He likes the Aurora Cannabis (TSX:ACB) pickup of CanniMed (TSX:CMED), but GMP Securities analyst Martin Landry thinks the resultant company doesn’t have much upside from here.
On March 9, Aurora Cannabis announced it was successful in its bid to acquire CanniMed Therapeutics.
“Following the take-up, we will immediately commence with the integration of CanniMed into the Aurora organization and start executing on realizing the strategic synergies we have identified,” said CEO Terry Booth. “Combining two of the leading international cannabis brands creates a company that is exceptionally well positioned to capitalize on the tremendous opportunities in the domestic and international medical markets, as well as the Canadian adult consumer use market, once legalized. We look forward to working closely with our new colleagues to establish Aurora’s Medical Cannabis Centre of Excellence.”

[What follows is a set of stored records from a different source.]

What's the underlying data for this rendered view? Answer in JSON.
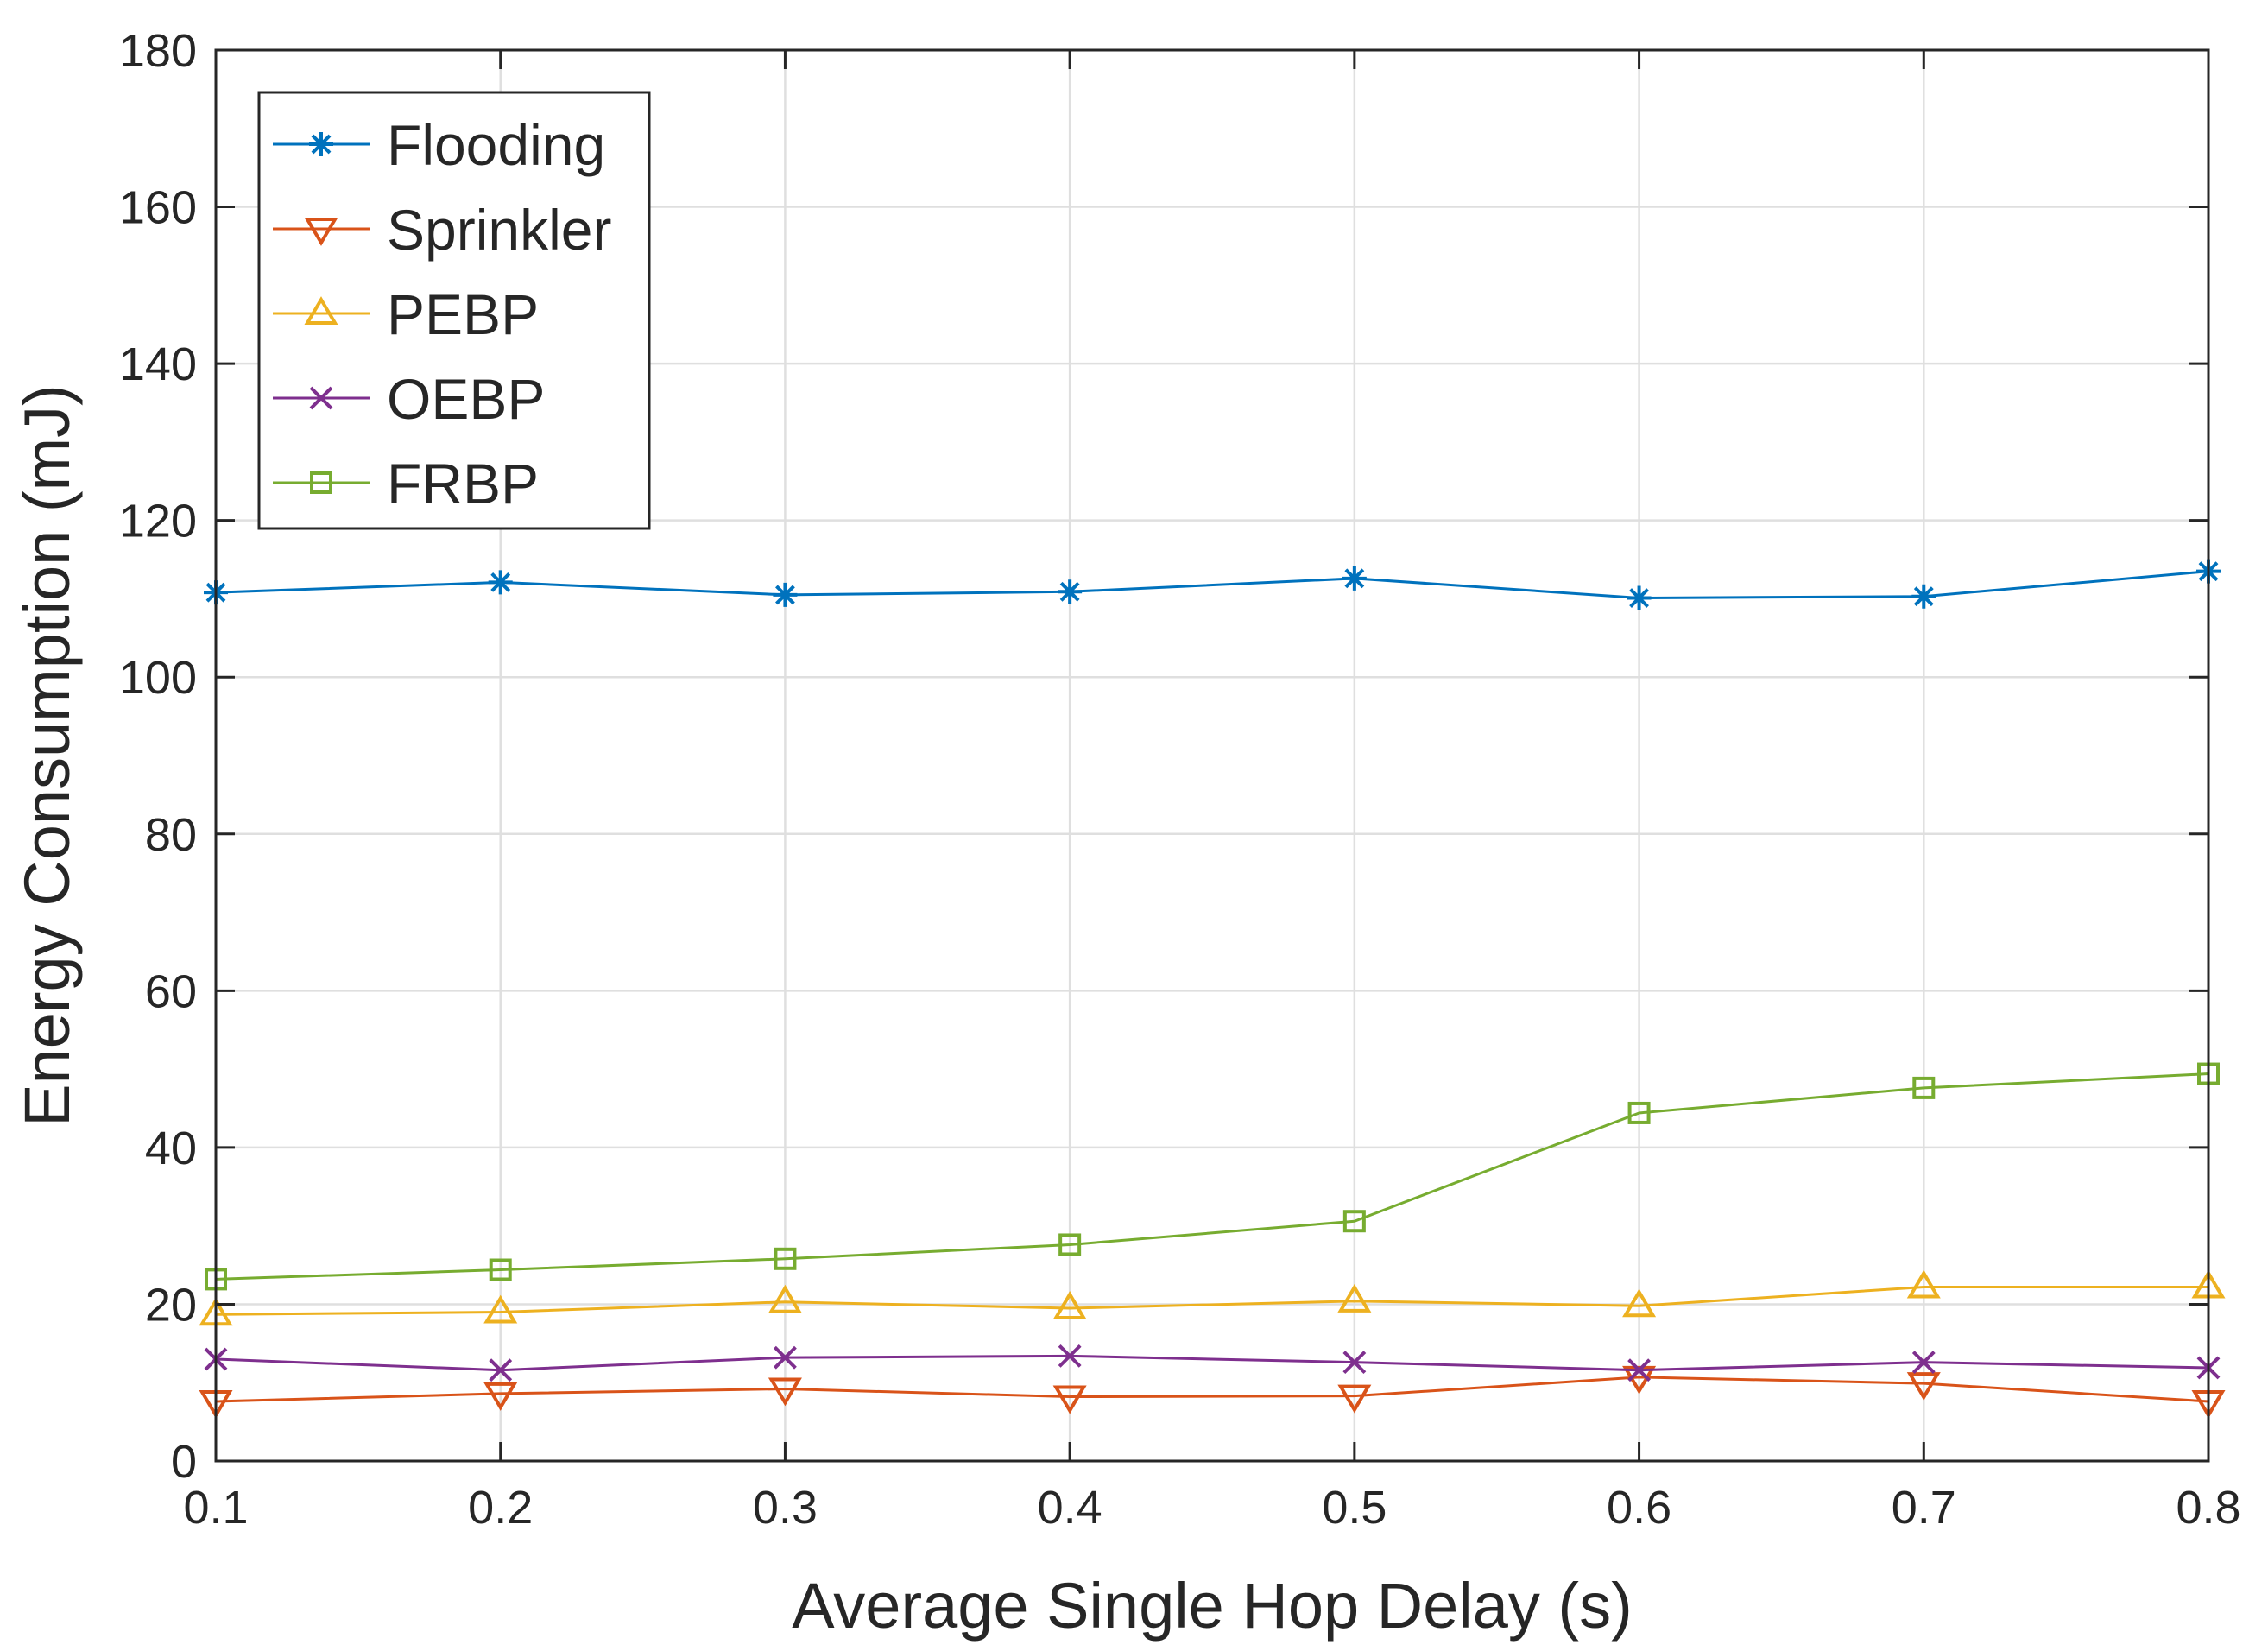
{
  "chart_data": {
    "type": "line",
    "title": "",
    "xlabel": "Average Single Hop Delay (s)",
    "ylabel": "Energy Consumption (mJ)",
    "xlim": [
      0.1,
      0.8
    ],
    "ylim": [
      0,
      180
    ],
    "grid": true,
    "legend_position": "top-left",
    "x": [
      0.1,
      0.2,
      0.3,
      0.4,
      0.5,
      0.6,
      0.7,
      0.8
    ],
    "xticks": [
      "0.1",
      "0.2",
      "0.3",
      "0.4",
      "0.5",
      "0.6",
      "0.7",
      "0.8"
    ],
    "yticks": [
      "0",
      "20",
      "40",
      "60",
      "80",
      "100",
      "120",
      "140",
      "160",
      "180"
    ],
    "series": [
      {
        "name": "Flooding",
        "color": "#0072bd",
        "marker": "asterisk",
        "values": [
          110.8,
          112.1,
          110.5,
          110.9,
          112.6,
          110.1,
          110.3,
          113.5
        ]
      },
      {
        "name": "Sprinkler",
        "color": "#d95319",
        "marker": "triangle-down",
        "values": [
          7.6,
          8.6,
          9.2,
          8.2,
          8.3,
          10.7,
          9.9,
          7.6
        ]
      },
      {
        "name": "PEBP",
        "color": "#edb120",
        "marker": "triangle-up",
        "values": [
          18.7,
          19.0,
          20.3,
          19.5,
          20.4,
          19.8,
          22.2,
          22.2
        ]
      },
      {
        "name": "OEBP",
        "color": "#7e2f8e",
        "marker": "x",
        "values": [
          13.0,
          11.6,
          13.2,
          13.4,
          12.6,
          11.6,
          12.6,
          11.9
        ]
      },
      {
        "name": "FRBP",
        "color": "#77ac30",
        "marker": "square",
        "values": [
          23.2,
          24.4,
          25.8,
          27.6,
          30.6,
          44.4,
          47.6,
          49.4
        ]
      }
    ]
  }
}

In a research update to clients today, Landry maintained his “Hold” rating, but raised his one-year price target on Aurora Cannabis from $10.00 to $11.00, implying a return of negative 2.9 per cent at the time of publication. The analyst explained the reasoning behind the target.
“By combining with CMED, ACB has evolved into the industry’s largest LP by market cap. with significant platforms to capitalize on both domestic and international growth opportunities,” he says. “While we like ACB’s strong balance sheet and growth prospects, we feel these are already reflected in the company’s valuation. ACB shares are trading at ~35x CY19 EV/ EBITDA, a 75% premium to senior LP peers. Our target price is based on a 2-stage 10-year DCF assuming: 1) an 8.5% discount rate (unchanged), 2) an 11% share of the Canadian recreational market (unchanged), and 3) an average EBITDA margin of 33% (unchanged). The increase in our target price comes from higher sales of medical marijuana to reflect the contribution of CMED.”
Landry thinks ACB will generate EBITDA of $3.9-million on revenue of $71.7-million in fiscal 2018. He expects those numbers will improve to EBITDA of $117.6-million on a topline of $358.0-million the following year.